Однако примерно такая же картина, но только с иным национальным колоритом, имела место быть на протяжении всей человеческой истории на всей планете Земля. Люди гибли за металл, за женщин, за идею, за веру, за царя, за Отечество, за поруганную честь, за карточный долг, за косой взгляд, за бутылку водки, за просто так... И не только люди. Точно так же гибнут звери. Гибнут в пасти волка, тигра, крокодила, не в силу вины, первородного греха, дурного характера или воспитания, а в силу того, что «ты виноват уж в том, что хочется мне кушать». Неужели Создатель этого мира зла, где царит закон джунглей среди зверей и среди людей, может считаться всеблагим? А вспомним ещё природные катастрофы, вспомним эпидемии и пандемии, вспомним захватнические походы, вспомним мировые войны. Неужели это всё в рамках высшего блага?
Если же всеблагой Бог не может с этим злом справиться по собственной воле — он не может считаться всемогущим. Он уже не гениальный Архитектор, Конструктор и Зодчий мироздания, строящий его на века, тысячелетия, миллионы и миллиарды лет, а дилетант и халтурщик. Неверный замысел, неверный проект, неверное воплощение в жизнь. Зачем Бог создал хищников? Зачем Бог сотворил ядовитых змей, скорпионов и прочих гадов? Зачем Бог создал болезни и смерти? Почему в мире столько горя, страдания и зла?
Это всё в рамках высшего блага? Или ошибки и беспомощность сплошь и рядом? Эту извечную дилемму служители культа в авраамических религиях привыкли решать обходным манёвром. Либо виноват Противник Бога, который строит свои космические козни и сбивает человека с пути истинного, либо сам человек, который постоянно забывает про заповеди Божьи. В иудаизме, христианстве и исламе Противник Бога — личностного начала — также является личностным началом и в каждой из религий носит свои имена — Сатана (евр.— «Противник»), Дьявол, Ибли́с, Шайтан. На крайний случай в этом богословском диспуте существует вечный аргумент: «неисповедимы пути Господни». На самый-самый крайний случай: «гореть тебе в аду во веки веков за такие богохульные вопросы, Сатана ты и Антихрист».
В буддийской философии нет ни Бога — всемогущего, всеведущего и всеблагого личностного начала — ни, соответственно, его Противника, то есть злого личностного начала, рушащего его планы. Есть фундаментальный и безликий закон бытия. И этот закон бытия изначально исполнен страдания. Как в жизни — так и в теории. Точнее, в религии, которая стопроцентно отражает реалии жизни.
Зато в буддийском фольклоре и в буддийской мифологии, рассчитанной не на высоколобых учёных и мудрецов-философов, а на простонародье, тоже есть аналог злого личностного начала, провокатора и искусителя. Его имя — Мара, злой демон-искуситель, «царь смерти», притаившийся за каждой вещью, которая манит человека к обладанию ею. Подобно библейскому дьяволу, искушавшему Христа в пустыне, он искушал Будду всеми мирскими соблазнами, препятствуя ему на пути спасения и пробуждения от мира материальных грёз. Он предлагал ему господство над миром, он соблазнял его своими дочерями, имя которым — вожделение, тревога, похоть. Мирские страсти, красоты, удовольствия являются тем колдовским началом, которые морочат человеку голову, подобно пропагандистам из зомбоящика, и тянут его в пасть к царю смерти, заманивают в омут сансары. Победить это колдовское, злобное, дьявольское начало можно, но для этого необходимо понять, что страсти, красоты, удовольствия — это ничто, просто пшик, просто мираж, просто сиюминутная и преходящая иллюзия:
«Кто смотрит на мир, как смотрят на пузырь, как смотрят на мираж, того не видит царь смерти» (Дхаммапада, XIII, 170).

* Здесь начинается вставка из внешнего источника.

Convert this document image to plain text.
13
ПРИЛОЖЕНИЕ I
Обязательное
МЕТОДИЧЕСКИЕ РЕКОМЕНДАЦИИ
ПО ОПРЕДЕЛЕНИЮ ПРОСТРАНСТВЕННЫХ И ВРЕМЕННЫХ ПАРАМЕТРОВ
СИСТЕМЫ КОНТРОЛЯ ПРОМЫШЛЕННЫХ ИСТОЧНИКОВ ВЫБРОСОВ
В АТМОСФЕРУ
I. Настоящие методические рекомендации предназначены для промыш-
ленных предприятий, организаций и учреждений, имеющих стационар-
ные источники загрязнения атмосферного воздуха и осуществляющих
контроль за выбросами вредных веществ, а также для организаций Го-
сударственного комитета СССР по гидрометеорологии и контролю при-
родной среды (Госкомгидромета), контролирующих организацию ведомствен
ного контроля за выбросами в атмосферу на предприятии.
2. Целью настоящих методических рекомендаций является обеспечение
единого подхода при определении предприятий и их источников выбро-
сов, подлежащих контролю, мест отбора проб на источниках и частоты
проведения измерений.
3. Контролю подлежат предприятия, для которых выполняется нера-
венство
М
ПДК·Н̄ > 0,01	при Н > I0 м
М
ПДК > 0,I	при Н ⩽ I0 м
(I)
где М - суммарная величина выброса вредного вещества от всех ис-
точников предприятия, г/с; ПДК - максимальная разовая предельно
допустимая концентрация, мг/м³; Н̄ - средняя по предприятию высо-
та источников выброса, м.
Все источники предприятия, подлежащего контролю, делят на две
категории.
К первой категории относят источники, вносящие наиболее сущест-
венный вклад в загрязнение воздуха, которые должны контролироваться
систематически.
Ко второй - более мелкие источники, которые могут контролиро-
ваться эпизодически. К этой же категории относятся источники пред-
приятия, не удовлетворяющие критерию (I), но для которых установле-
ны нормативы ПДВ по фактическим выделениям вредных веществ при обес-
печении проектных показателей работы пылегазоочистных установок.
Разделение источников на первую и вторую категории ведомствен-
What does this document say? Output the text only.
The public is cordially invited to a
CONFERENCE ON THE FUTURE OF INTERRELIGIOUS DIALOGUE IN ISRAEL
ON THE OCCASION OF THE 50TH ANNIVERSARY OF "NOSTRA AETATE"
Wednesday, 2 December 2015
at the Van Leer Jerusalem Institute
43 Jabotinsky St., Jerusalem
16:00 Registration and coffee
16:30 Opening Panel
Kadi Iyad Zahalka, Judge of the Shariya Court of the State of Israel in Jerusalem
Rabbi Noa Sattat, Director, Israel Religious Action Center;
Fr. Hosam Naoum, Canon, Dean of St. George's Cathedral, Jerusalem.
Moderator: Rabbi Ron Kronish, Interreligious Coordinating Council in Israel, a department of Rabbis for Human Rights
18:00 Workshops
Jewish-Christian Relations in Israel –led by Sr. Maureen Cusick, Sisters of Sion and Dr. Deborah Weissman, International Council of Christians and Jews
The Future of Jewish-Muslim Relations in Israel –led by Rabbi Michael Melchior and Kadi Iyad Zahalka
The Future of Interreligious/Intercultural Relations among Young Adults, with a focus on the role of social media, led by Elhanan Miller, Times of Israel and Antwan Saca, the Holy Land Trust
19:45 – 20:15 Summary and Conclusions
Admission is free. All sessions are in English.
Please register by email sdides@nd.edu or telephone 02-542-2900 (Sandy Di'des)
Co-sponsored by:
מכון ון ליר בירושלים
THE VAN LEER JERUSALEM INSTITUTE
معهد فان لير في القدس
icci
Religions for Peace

Об этом учит вторая благородная истина.
4. О космических причинах и безысходности страдания
Вторая истина утверждает, что причиной страдания является жажда иллюзорной жизни, жажда земного существования, жажда бытия в индивидуальных чувственных формах, в форме «я», «эго», в свою очередь порождённая «невежеством» (вспомним буддийскую притчу: «Вас реально не существует»).
«Из жажды жизни, — провозгласил Будда, — возникает привязанность, из привязанности возникает бытие, из бытия возникает рождение, из рождения возникает старость и смерть, несчастье, скорбь, страдания, унижения и отчаяние. Таково происхождение всей массы страдания».
Исследователи буддизма считают, что во второй благородной истине, носящей на санскрите название Тришна (तृष्णा), скрывается закон всеобщей причинности, который начал разрабатываться ещё учителями Пробуждённого из философской школы брахманизма под названием Санкхья (санскр. — «исчисление»). Исходный пункт их метафизики — учение о наличии следствия в причине. Следствие и причина понимаются как два состояния (проявленное и непроявленное) одной и той же сущности.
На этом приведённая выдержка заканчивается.